Did Iron John Do Plumbing?

I love my husband for many reasons, but chief among those reasons is this: he’s a manly man.

He’s the kind of guy who you know could totally protect you in the wilderness, or in the aftermath of a nuclear attack (which you survived because he’s the type of guy who could build a bomb shelter, by hand, if there were any real threat of nuclear attack, which there’s not, so stop giving me nightmares already. I lost enough sleep in the eighties, thank you very much.) He can guide rafts through white-water rapids, he can fight forest fires, he can building a cabin, he drinks scotch and beer and mixes obscure cocktails involving onions and tabasco. He drives an old Saab that he loves because it has rocket engineering. He knows how to tie complicated knots, the kind that you need to know how to tie on boats, and dreams of sailing around the world on a tall ship. He gets his hair cut by a Portuguese barber, the kind with a really sharp razor and an attitude. He likes attitude, but only in old men from old countries, and not from disaffected youth, who he thinks should just pull up their saggy pants already.

There’s not the faintest whiff of metrosexual about him (okay, maybe a wee poof around the designer eyeglass frames), even though he works in television, which should give him a free pass to be as fussy and glossy as he wants to be. But he doesn’t want to be, not at all, and I love that about him.

What I’m not loving so much, right this minute – though I hasten to add that this unlove is not directed at him – is the fact that my manly man decided to rip apart our bathroom this weekend and not put it back together again. Because, you know, he didn’t sign up for the plumbing and now the weekend’s over and hey! Look! Over there! Isn’t that a commercial that needs shooting?

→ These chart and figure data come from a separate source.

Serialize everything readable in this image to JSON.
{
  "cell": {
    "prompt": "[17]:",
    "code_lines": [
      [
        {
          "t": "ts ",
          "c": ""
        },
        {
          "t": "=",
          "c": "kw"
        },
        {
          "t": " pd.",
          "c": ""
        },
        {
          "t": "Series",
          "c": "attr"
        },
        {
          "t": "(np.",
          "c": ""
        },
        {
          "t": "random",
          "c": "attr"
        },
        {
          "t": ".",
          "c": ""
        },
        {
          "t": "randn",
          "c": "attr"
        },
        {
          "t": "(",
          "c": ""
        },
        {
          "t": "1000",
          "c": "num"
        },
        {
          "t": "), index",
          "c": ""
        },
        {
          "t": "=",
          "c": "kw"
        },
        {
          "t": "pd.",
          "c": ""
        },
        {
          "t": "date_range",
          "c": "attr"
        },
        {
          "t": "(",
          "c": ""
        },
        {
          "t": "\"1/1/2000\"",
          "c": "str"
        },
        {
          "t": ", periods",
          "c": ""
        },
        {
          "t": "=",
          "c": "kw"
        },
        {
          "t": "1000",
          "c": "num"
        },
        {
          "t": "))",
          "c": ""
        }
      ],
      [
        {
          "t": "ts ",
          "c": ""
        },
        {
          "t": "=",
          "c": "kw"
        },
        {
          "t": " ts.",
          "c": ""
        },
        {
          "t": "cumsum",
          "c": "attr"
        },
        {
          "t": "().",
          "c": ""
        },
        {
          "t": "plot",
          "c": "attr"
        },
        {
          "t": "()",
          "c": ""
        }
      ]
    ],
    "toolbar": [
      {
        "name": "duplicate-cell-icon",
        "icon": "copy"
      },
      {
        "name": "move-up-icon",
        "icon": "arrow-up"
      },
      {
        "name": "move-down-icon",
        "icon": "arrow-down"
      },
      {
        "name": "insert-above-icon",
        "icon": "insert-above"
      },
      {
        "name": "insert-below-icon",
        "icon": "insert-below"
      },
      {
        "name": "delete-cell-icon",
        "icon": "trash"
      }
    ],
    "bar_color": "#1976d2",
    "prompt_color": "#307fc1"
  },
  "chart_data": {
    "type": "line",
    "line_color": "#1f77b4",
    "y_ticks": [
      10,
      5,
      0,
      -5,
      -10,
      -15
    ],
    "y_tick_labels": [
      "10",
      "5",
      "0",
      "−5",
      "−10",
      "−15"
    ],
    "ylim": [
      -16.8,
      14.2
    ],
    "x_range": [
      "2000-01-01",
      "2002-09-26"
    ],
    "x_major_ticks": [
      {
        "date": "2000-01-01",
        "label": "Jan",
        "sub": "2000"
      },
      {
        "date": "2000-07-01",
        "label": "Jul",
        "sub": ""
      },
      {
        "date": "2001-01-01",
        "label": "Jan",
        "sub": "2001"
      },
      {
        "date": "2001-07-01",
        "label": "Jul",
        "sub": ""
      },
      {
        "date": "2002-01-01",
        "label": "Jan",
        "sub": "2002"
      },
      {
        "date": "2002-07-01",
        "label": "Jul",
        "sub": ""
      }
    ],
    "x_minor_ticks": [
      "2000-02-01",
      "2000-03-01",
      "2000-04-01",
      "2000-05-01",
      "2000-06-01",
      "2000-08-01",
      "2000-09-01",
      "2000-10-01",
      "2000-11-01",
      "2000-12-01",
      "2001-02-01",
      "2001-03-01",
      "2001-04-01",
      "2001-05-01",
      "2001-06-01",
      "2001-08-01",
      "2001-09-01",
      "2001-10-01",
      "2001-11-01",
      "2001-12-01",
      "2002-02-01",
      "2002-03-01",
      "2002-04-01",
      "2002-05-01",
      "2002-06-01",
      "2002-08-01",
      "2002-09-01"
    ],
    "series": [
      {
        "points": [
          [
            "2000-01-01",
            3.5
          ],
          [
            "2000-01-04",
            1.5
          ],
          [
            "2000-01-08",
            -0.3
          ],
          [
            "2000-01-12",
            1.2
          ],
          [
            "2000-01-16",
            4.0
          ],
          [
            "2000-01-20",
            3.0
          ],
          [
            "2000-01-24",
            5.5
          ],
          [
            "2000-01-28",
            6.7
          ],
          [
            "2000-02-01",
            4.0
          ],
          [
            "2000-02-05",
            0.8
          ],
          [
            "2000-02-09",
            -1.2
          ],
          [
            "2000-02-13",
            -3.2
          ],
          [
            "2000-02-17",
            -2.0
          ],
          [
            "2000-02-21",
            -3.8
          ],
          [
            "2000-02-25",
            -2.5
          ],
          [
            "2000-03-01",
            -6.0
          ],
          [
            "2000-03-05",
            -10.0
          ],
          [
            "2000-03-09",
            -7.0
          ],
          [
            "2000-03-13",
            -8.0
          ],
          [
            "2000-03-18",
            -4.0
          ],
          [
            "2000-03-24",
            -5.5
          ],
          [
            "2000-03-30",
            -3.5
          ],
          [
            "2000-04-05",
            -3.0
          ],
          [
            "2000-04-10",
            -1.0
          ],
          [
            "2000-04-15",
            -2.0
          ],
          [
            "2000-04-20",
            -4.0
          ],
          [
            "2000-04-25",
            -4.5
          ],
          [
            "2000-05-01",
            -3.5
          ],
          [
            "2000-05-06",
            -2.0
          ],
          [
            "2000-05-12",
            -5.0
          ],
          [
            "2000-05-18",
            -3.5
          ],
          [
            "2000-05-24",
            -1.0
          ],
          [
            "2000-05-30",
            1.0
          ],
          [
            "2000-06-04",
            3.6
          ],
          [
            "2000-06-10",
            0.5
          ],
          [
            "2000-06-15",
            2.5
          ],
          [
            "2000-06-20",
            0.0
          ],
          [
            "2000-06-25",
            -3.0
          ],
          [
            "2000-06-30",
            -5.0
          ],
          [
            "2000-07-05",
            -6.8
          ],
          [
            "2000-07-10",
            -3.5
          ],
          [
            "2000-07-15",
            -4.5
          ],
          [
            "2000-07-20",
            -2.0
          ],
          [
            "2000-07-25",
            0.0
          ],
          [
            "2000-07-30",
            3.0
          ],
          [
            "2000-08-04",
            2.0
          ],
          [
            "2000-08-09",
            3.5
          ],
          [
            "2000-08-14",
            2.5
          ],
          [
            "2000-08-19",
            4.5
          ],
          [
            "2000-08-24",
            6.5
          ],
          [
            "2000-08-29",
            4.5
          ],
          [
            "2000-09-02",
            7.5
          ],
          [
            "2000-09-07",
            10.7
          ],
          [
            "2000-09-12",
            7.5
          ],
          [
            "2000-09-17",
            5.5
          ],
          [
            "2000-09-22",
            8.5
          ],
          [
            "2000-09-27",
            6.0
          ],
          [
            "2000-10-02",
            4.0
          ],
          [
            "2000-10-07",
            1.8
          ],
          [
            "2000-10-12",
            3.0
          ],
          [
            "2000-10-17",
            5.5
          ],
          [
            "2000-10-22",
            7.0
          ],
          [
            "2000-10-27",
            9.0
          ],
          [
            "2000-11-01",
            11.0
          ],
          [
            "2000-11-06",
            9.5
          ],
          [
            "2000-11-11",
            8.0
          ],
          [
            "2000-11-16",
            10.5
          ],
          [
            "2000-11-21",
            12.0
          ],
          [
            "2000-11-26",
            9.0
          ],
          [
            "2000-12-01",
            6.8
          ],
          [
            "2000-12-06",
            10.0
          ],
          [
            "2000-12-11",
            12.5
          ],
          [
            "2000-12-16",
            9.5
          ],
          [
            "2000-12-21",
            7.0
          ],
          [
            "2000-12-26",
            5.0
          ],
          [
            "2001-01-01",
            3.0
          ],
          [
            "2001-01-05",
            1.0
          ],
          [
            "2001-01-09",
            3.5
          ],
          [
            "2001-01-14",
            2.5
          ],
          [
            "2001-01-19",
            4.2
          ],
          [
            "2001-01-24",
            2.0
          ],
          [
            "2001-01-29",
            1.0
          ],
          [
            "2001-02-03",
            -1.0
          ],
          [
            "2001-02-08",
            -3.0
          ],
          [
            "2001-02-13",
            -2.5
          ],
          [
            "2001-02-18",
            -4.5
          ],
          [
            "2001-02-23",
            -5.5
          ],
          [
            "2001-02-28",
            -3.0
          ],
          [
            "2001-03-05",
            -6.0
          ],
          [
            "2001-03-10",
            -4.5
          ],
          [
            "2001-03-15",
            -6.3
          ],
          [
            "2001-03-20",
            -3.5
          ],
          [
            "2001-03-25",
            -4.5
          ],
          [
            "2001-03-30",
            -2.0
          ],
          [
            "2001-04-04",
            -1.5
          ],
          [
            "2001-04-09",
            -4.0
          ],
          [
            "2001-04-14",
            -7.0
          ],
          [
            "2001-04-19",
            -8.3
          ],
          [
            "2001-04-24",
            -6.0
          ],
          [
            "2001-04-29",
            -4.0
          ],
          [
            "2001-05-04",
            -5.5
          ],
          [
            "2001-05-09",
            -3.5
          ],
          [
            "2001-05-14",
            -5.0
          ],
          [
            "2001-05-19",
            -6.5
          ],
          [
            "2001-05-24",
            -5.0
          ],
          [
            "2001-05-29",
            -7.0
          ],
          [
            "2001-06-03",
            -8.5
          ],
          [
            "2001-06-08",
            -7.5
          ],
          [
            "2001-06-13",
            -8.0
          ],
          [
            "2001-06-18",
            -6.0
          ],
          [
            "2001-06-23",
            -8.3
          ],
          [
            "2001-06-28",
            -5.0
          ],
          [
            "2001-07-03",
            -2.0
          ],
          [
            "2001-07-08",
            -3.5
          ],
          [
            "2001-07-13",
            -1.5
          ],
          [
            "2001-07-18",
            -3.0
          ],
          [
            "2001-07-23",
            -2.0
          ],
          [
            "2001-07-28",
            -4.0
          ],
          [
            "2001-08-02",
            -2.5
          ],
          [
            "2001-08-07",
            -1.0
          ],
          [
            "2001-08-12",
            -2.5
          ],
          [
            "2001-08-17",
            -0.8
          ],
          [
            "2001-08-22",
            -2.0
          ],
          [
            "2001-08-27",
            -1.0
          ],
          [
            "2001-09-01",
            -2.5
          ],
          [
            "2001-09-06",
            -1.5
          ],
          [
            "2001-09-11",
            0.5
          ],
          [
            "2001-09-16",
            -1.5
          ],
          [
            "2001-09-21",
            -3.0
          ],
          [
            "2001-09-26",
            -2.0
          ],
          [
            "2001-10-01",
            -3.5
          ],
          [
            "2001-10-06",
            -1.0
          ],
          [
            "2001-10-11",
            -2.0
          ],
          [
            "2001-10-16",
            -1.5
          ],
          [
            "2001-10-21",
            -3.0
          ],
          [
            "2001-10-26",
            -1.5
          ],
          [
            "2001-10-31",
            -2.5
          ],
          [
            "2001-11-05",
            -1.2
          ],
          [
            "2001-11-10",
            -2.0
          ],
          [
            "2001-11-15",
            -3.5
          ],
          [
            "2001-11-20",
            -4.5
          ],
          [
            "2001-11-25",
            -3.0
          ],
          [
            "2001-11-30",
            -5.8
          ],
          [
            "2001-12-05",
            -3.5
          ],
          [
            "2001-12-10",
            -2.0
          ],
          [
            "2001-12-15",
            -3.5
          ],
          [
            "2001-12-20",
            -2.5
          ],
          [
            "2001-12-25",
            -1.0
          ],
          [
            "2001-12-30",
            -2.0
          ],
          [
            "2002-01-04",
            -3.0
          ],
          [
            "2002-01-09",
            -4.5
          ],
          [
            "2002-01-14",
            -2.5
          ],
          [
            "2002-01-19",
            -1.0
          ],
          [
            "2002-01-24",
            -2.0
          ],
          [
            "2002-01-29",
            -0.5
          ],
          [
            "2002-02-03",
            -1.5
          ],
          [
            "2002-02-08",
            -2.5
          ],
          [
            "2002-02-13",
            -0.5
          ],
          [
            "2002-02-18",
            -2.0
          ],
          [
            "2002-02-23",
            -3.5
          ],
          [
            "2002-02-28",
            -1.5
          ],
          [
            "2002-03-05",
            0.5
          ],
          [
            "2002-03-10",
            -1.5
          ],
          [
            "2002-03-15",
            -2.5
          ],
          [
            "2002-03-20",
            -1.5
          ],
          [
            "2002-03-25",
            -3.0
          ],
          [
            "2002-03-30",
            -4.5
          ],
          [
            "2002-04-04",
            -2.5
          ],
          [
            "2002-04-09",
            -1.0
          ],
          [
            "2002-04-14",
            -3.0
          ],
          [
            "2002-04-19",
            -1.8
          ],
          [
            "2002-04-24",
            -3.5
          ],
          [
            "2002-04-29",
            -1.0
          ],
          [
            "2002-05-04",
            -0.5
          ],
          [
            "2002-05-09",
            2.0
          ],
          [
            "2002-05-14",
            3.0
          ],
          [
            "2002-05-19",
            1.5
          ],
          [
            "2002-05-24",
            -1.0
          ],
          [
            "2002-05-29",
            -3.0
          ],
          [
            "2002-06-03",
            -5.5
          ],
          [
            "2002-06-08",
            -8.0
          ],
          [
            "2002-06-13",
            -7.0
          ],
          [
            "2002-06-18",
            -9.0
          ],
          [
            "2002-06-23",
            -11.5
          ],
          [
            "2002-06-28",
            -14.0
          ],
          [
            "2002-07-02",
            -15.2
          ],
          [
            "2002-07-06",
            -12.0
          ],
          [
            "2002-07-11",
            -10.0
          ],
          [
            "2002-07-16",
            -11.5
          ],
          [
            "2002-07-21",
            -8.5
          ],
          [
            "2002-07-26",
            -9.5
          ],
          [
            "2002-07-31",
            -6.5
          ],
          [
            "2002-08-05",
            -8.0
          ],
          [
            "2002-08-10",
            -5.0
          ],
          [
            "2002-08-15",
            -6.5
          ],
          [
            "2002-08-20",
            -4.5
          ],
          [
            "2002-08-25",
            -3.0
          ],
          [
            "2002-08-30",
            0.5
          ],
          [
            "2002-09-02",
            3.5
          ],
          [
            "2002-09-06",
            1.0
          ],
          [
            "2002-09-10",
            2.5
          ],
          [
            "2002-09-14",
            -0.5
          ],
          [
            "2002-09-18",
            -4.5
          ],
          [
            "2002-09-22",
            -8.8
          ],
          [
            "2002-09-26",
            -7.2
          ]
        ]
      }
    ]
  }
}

Exit Her Bad Father, stage right, leaving his tools and pipes and miscellaneous man-crap in a manly death-trap behind him.

Now we have this, where my bathtub is supposed to be:

And instead of a toilet:

Which means that our ablutions look something like this:


Which is – however convenient for photo opps – annoying in the extreme.

To be fair, he has called a contractor, who will, sometime this week, restore our bathroom and liberate us from the buckets.
In the meantime, I am reserving the right to love the man and disdain, for the moment, the manliness. Because you just know that if he were a metrosexual, and understood the joy of bath products (and, let’s face it, baths in general. Real men prefer showers, but will make do with buckets) this never would have happened.